Mais la réponse la plus efficace à faire à l’observation ci-dessus, nous la trouvons dans le grief qui nous est fait par deux correspondants de faire, la part trop belle au fermier.

Suivant l’un, le droit accordé au fermier ne saurait être étendu aux personnes vivant avec lui, mais devrait lui être strictement personnel ; il ne pourrait non plus se substituer un tiers, à défaut par lui de chasser en personne. Nous ferons observer à notre correspondant que c’est bien là l’opinion que nous avons émise dans notre précédente causerie, en ajoutant seulement qu’il se pourrait qu’elle ne soit pas suivie pour des raisons que nous indiquions.

L’autre correspondant estime que le droit de chasser du fermier devrait comporter certaines limitations, que, tout au moins, le propriétaire devrait pouvoir imposer certaines restrictions à l’exercice de ce droit.

Cette dernière question se rattache à une autre question plus générale qui consiste à rechercher si, depuis la loi du 13 avril 1946, le propriétaire peut encore, comme antérieurement, priver le fermier du droit de chasser par une clause expresse du bail.

Nous avions d’abord pensé qu’il le pouvait, et, sans l’avoir exprimé nettement, nous l’avions admis implicitement dans notre premier article. Un nouvel examen de la question nous amène à conclure en sens contraire.

En effet, l’article 46 de l’ordonnance du 17 octobre 1945, modifié par l’article 20 de la loi du 13  avril 1946, répute non écrite toute disposition des baux restrictive des droits stipulés par l’ordonnance de 1945 et la loi du 13 avril 1946 ; le droit de chasser accordé au fermier est un des droits stipulés par la loi du 13 avril 1946 ; la clause du bail qui restreindrait ou supprimerait ce droit devrait donc être réputée non écrite. Nous pensons même que le fermier ne pourrait renoncer à l’exercice du droit de chasser par une clause du bail ; cette clause aussi serait réputée non écrite ; si le fermier accepte de renoncer à user du droit de chasser, il ne peut le faire qu’après coup ; de là la disposition du deuxième alinéa de l’article 42 bis, portant que, si le fermier n’entend pas user du droit de chasser, il doit en aviser le bailleur au moyen d’une lettre recommandée avec avis de réception. Le législateur a dû penser que si le fermier, pouvait renoncer au droit de chasser par une clause du bail, le bailleur pourrait toujours l’obliger à consentir à cette renonciation en en faisant une condition sine qua non de la passation du bail.

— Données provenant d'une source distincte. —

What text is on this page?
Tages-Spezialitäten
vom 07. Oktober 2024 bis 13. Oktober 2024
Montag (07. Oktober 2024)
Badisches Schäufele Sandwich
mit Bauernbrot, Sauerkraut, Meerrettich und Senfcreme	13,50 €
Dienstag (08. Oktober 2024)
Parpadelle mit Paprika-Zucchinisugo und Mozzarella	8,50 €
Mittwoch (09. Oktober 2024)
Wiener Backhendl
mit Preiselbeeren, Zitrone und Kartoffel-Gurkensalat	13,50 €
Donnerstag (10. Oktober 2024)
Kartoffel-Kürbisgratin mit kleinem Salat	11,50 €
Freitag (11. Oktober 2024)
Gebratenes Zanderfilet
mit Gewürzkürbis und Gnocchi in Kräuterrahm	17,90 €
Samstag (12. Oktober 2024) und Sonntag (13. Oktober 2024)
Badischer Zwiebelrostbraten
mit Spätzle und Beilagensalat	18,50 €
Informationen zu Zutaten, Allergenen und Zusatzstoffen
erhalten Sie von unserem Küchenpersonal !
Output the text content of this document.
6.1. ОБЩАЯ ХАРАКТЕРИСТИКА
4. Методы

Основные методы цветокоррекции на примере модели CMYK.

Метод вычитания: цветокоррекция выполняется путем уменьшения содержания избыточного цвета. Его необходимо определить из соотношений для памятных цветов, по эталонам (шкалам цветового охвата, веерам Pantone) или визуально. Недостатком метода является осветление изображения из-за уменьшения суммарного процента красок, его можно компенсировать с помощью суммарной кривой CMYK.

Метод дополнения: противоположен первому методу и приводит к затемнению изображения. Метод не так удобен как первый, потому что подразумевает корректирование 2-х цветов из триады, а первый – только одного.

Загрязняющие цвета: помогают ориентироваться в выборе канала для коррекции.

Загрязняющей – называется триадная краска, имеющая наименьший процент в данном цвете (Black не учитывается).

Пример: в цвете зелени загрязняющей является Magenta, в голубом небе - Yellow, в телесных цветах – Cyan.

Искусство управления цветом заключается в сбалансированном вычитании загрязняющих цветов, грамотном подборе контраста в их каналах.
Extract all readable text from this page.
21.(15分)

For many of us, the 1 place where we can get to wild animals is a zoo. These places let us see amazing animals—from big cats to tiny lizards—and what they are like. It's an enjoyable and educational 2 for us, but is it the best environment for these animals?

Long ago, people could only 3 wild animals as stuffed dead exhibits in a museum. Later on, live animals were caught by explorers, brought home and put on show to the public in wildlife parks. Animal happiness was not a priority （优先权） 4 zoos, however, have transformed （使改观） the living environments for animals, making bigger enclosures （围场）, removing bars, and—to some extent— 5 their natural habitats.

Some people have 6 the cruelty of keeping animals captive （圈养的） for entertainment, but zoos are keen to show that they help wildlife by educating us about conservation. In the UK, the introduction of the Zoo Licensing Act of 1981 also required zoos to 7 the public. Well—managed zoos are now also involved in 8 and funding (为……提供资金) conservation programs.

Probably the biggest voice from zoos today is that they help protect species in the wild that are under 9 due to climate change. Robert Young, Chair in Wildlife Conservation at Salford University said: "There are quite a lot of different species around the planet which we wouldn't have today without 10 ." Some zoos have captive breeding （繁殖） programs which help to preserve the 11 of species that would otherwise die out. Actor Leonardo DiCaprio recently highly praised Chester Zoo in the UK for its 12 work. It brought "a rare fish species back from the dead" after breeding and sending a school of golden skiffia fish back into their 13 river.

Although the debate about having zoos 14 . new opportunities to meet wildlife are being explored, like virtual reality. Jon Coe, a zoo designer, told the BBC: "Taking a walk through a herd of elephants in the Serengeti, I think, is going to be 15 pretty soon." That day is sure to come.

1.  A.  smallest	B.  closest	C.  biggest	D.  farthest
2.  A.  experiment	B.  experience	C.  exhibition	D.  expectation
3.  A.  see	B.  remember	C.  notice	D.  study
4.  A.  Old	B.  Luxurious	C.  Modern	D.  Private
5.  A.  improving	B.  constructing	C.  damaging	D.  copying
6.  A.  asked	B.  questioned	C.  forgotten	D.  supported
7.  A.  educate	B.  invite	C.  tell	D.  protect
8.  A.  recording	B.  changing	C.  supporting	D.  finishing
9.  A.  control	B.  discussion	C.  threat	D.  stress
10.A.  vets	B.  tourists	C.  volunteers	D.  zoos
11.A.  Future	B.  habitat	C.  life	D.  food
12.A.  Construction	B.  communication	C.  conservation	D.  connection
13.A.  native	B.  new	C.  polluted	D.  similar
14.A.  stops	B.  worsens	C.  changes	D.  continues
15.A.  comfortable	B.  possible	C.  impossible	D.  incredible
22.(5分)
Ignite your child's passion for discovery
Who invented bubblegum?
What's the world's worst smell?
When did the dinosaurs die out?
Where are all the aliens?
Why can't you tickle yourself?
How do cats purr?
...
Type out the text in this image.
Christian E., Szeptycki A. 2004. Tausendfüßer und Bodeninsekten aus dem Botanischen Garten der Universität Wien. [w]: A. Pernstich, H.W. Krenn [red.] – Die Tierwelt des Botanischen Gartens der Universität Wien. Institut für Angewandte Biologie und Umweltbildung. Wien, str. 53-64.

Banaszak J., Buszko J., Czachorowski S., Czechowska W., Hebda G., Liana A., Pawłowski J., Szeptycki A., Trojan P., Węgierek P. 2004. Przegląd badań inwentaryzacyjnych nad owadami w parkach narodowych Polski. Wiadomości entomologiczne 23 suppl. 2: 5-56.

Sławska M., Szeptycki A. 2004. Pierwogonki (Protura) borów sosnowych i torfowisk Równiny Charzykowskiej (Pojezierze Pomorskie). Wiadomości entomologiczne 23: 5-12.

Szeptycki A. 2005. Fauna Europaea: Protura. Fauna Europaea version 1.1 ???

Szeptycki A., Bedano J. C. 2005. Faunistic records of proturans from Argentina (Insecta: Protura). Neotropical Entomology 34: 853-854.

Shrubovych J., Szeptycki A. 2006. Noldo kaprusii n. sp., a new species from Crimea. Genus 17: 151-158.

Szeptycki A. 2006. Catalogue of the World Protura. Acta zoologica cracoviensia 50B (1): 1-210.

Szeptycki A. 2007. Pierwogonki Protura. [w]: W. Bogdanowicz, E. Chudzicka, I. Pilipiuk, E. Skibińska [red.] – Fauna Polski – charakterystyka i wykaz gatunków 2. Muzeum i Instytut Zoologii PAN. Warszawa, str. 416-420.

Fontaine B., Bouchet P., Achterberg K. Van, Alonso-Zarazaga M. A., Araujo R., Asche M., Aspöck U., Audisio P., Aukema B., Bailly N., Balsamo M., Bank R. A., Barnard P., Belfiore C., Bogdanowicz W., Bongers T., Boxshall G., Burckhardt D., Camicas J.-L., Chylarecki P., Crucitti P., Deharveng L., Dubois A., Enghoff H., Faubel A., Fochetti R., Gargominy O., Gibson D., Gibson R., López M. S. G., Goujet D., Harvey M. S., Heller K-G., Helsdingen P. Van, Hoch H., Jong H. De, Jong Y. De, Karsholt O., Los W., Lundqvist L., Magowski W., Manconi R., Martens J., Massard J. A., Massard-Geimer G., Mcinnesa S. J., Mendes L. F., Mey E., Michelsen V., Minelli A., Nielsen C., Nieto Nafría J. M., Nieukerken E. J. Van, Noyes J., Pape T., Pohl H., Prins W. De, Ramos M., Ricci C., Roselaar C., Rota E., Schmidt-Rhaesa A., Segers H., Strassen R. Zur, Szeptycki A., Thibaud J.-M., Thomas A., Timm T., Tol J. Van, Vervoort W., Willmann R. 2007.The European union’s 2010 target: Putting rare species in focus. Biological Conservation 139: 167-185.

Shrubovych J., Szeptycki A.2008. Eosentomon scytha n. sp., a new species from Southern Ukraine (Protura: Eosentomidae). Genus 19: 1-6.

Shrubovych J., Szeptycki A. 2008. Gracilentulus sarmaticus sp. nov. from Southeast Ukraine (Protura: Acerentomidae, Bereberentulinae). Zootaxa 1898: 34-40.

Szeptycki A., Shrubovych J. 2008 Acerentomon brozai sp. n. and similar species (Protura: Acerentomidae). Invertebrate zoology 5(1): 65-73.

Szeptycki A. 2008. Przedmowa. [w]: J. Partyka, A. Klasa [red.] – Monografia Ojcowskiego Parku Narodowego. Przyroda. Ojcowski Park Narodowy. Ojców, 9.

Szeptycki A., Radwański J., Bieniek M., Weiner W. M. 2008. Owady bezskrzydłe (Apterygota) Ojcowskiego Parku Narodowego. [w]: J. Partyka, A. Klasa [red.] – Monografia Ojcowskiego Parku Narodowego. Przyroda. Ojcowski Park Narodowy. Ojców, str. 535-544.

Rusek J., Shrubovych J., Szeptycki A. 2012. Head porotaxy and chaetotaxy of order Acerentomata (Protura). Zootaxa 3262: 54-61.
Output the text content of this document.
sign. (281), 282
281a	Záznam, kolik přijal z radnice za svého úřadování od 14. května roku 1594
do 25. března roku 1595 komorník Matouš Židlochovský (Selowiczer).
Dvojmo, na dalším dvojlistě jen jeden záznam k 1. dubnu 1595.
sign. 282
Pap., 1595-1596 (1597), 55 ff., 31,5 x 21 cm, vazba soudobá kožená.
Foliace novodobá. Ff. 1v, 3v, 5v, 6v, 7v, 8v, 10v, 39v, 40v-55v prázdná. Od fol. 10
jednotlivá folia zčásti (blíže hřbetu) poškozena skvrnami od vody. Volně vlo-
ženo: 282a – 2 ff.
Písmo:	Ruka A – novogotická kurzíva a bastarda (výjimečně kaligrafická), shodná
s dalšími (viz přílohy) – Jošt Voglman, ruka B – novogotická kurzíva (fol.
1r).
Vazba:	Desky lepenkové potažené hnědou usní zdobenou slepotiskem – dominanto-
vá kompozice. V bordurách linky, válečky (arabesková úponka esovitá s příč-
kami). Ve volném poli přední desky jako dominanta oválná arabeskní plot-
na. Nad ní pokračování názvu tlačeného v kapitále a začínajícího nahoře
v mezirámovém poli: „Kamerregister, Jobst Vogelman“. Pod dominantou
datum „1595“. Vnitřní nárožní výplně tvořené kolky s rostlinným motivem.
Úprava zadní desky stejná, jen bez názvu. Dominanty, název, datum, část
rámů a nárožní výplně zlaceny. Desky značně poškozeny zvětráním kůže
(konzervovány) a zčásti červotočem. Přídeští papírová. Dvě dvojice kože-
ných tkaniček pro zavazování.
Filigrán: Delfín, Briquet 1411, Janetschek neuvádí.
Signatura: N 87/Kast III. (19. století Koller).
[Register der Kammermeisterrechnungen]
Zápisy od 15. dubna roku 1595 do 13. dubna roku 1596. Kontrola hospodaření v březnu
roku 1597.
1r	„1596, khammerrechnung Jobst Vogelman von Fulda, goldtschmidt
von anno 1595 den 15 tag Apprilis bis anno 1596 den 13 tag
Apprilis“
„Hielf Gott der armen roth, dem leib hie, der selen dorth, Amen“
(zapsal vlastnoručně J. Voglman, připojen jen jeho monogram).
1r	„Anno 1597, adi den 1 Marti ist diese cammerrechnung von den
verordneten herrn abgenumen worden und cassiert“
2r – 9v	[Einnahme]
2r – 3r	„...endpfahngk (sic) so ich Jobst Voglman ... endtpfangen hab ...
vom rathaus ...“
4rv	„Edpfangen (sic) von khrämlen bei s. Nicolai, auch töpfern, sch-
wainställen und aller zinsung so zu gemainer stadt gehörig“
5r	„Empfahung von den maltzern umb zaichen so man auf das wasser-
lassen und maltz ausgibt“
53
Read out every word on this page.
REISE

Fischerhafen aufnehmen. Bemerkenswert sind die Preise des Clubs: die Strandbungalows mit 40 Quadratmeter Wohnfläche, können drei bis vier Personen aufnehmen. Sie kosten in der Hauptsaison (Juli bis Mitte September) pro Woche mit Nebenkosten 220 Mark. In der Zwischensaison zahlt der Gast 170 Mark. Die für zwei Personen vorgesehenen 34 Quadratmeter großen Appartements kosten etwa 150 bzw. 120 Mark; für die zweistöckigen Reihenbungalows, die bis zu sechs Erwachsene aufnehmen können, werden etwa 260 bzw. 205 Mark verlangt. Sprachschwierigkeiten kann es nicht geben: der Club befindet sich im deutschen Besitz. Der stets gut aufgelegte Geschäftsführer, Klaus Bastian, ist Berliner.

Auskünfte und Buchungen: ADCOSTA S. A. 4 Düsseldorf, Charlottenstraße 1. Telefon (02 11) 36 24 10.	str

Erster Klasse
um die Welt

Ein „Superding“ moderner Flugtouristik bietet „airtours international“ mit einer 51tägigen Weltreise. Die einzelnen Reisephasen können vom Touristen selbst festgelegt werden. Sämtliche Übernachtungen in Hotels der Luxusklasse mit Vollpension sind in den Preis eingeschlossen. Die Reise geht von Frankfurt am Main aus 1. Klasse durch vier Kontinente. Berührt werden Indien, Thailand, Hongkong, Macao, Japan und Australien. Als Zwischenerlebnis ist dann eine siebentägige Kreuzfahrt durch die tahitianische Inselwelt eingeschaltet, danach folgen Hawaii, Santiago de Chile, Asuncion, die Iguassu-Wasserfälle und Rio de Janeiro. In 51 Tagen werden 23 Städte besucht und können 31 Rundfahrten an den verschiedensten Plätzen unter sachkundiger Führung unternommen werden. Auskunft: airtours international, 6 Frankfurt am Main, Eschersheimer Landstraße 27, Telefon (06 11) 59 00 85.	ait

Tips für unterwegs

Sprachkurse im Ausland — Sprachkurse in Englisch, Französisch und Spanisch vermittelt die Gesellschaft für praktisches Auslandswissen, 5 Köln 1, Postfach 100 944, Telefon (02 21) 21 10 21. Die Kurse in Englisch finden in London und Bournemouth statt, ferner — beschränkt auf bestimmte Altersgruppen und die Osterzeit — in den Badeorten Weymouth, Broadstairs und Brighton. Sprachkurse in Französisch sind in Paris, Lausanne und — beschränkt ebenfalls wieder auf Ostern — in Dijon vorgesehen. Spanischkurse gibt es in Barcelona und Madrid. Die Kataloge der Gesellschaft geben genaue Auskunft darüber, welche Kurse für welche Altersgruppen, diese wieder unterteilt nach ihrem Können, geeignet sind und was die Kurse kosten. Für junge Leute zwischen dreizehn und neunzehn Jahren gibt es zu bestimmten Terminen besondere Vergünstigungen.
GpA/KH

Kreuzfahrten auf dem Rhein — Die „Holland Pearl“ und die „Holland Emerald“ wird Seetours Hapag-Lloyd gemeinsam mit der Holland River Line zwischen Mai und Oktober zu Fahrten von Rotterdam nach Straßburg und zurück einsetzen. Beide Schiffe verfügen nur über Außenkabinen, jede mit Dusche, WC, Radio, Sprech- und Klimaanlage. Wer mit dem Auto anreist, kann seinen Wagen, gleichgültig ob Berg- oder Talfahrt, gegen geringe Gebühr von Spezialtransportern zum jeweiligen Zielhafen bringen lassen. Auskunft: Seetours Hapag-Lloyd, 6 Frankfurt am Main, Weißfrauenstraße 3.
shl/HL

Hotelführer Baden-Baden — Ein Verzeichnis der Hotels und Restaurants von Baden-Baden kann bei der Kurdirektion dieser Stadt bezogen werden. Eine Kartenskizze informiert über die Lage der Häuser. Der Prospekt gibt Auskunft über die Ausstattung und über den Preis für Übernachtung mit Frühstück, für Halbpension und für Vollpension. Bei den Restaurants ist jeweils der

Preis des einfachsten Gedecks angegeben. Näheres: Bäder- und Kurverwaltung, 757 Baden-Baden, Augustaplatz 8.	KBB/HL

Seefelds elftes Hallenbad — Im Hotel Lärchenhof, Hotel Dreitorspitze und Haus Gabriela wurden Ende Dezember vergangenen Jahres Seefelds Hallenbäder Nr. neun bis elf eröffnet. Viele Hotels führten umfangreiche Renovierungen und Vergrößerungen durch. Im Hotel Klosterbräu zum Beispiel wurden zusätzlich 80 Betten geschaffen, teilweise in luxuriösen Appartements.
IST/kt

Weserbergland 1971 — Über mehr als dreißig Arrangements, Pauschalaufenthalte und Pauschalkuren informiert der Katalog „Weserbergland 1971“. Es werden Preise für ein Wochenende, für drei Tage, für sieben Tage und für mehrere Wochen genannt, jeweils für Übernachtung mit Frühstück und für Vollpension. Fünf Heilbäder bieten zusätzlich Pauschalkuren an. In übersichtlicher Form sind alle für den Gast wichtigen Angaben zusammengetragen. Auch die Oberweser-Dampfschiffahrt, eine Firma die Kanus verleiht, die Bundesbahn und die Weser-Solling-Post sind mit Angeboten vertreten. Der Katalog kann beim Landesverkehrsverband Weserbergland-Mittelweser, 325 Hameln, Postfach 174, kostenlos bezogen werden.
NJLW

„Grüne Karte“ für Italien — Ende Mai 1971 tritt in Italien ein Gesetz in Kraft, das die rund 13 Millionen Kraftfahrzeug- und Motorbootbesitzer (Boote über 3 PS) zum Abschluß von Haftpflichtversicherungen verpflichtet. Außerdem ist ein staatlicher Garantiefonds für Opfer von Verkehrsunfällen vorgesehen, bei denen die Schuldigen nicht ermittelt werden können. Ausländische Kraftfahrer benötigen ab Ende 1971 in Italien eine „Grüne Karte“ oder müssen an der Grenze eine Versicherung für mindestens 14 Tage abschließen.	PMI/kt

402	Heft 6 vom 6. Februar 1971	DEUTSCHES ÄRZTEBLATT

Ceci nous amène donc à cette conclusion qu’il n’est pas permis au propriétaire d’apporter, ni par le bail, ni par une décision ultérieurs, des restrictions au droit de chasser du fermier. C’est seulement par un accord postérieur au bail que ces restrictions pourraient être apportées.

Il y a lieu de noter, en terminant, que le fermier, autorisé par la loi à chasser, ne peut le faire qu’en respectant les conditions générales réglementant la chasse ; notamment, il doit avoir obtenu un permis de chasse, et, pour cela, il doit nécessairement avoir adhéré à une société de chasseurs, dont il est tenu de respecter les statuts, même s’il en résulte certaines restrictions au libre exercice du droit de chasser. Il y aurait peut-être là un moyen de remédier aux inconvénients précédemment signalés.

Paul COLIN,

Docteur en droit, Avocat à la Cour d’Appel de Paris.